Donald Trump enfrenta um dilema crucial sobre o Irã: retomar bombardeios ou manter o bloqueio naval? Nenhuma opção é fácil. Enquanto os EUA intensificam sua presença logística no Golfo, o regime iraniano mantém vasto estoque de urânio e a popularidade de Trump oscila. Há indícios de que propostas “inaceitáveis” podem abrir caminho para uma solução negociada.

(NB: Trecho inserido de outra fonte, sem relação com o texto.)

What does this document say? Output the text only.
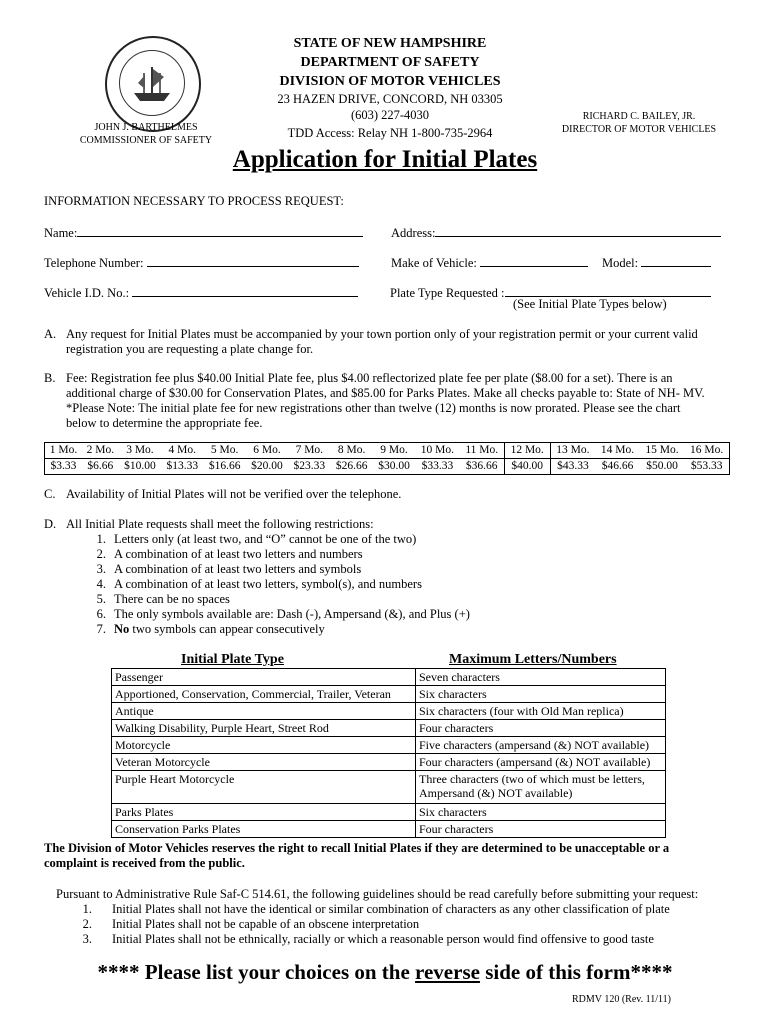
STATE OF NEW HAMPSHIRE
DEPARTMENT OF SAFETY
DIVISION OF MOTOR VEHICLES
23 HAZEN DRIVE, CONCORD, NH 03305
(603) 227-4030
TDD Access: Relay NH 1-800-735-2964
JOHN J. BARTHELMES
COMMISSIONER OF SAFETY
RICHARD C. BAILEY, JR.
DIRECTOR OF MOTOR VEHICLES
Application for Initial Plates
INFORMATION NECESSARY TO PROCESS REQUEST:
Name:	Address:
Telephone Number:	Make of Vehicle:	Model:
Vehicle I.D. No.:	Plate Type Requested :
(See Initial Plate Types below)
A. Any request for Initial Plates must be accompanied by your town portion only of your registration permit or your current valid
registration you are requesting a plate change for.
B. Fee: Registration fee plus $40.00 Initial Plate fee, plus $4.00 reflectorized plate fee per plate ($8.00 for a set). There is an
additional charge of $30.00 for Conservation Plates, and $85.00 for Parks Plates. Make all checks payable to: State of NH- MV.
*Please Note: The initial plate fee for new registrations other than twelve (12) months is now prorated. Please see the chart
below to determine the appropriate fee.
1 Mo.	2 Mo.	3 Mo.	4 Mo.	5 Mo.	6 Mo.	7 Mo.	8 Mo.	9 Mo.	10 Mo.	11 Mo.	12 Mo.	13 Mo.	14 Mo.	15 Mo.	16 Mo.
$3.33	$6.66	$10.00	$13.33	$16.66	$20.00	$23.33	$26.66	$30.00	$33.33	$36.66	$40.00	$43.33	$46.66	$50.00	$53.33
C. Availability of Initial Plates will not be verified over the telephone.
D. All Initial Plate requests shall meet the following restrictions:
1. Letters only (at least two, and “O” cannot be one of the two)
2. A combination of at least two letters and numbers
3. A combination of at least two letters and symbols
4. A combination of at least two letters, symbol(s), and numbers
5. There can be no spaces
6. The only symbols available are: Dash (-), Ampersand (&), and Plus (+)
7. No two symbols can appear consecutively
Initial Plate Type	Maximum Letters/Numbers
Passenger	Seven characters
Apportioned, Conservation, Commercial, Trailer, Veteran	Six characters
Antique	Six characters (four with Old Man replica)
Walking Disability, Purple Heart, Street Rod	Four characters
Motorcycle	Five characters (ampersand (&) NOT available)
Veteran Motorcycle	Four characters (ampersand (&) NOT available)
Purple Heart Motorcycle	Three characters (two of which must be letters,
Ampersand (&) NOT available)

Parks Plates	Six characters
Conservation Parks Plates	Four characters
The Division of Motor Vehicles reserves the right to recall Initial Plates if they are determined to be unacceptable or a
complaint is received from the public.
Pursuant to Administrative Rule Saf-C 514.61, the following guidelines should be read carefully before submitting your request:
1. Initial Plates shall not have the identical or similar combination of characters as any other classification of plate
2. Initial Plates shall not be capable of an obscene interpretation
3. Initial Plates shall not be ethnically, racially or which a reasonable person would find offensive to good taste
**** Please list your choices on the reverse side of this form****
RDMV 120 (Rev. 11/11)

Opções militares e logísticas
Desfechar uma nova campanha de bombardeios, com duração prevista de apenas duas semanas, ou continuar pressionando com o bloqueio do canal marítimo vital para o Irã? Essas são as duas opções para Trump, ambas aquém do desejável. A opção de retomar os bombardeios, visando recursos energéticos para sufocar economicamente o regime, foi exposta pelo Centcom. Aproveitando o cessar-fogo, os americanos aumentaram a concentração de forças e refizeram os estoques de munição e peças de reposição. Agora possuem quinze navios de guerra no Estreito de Ormuz, com potencial bélico superior ao de muitos países. Esses movimentos logísticos são fundamentais, mas pouco visíveis.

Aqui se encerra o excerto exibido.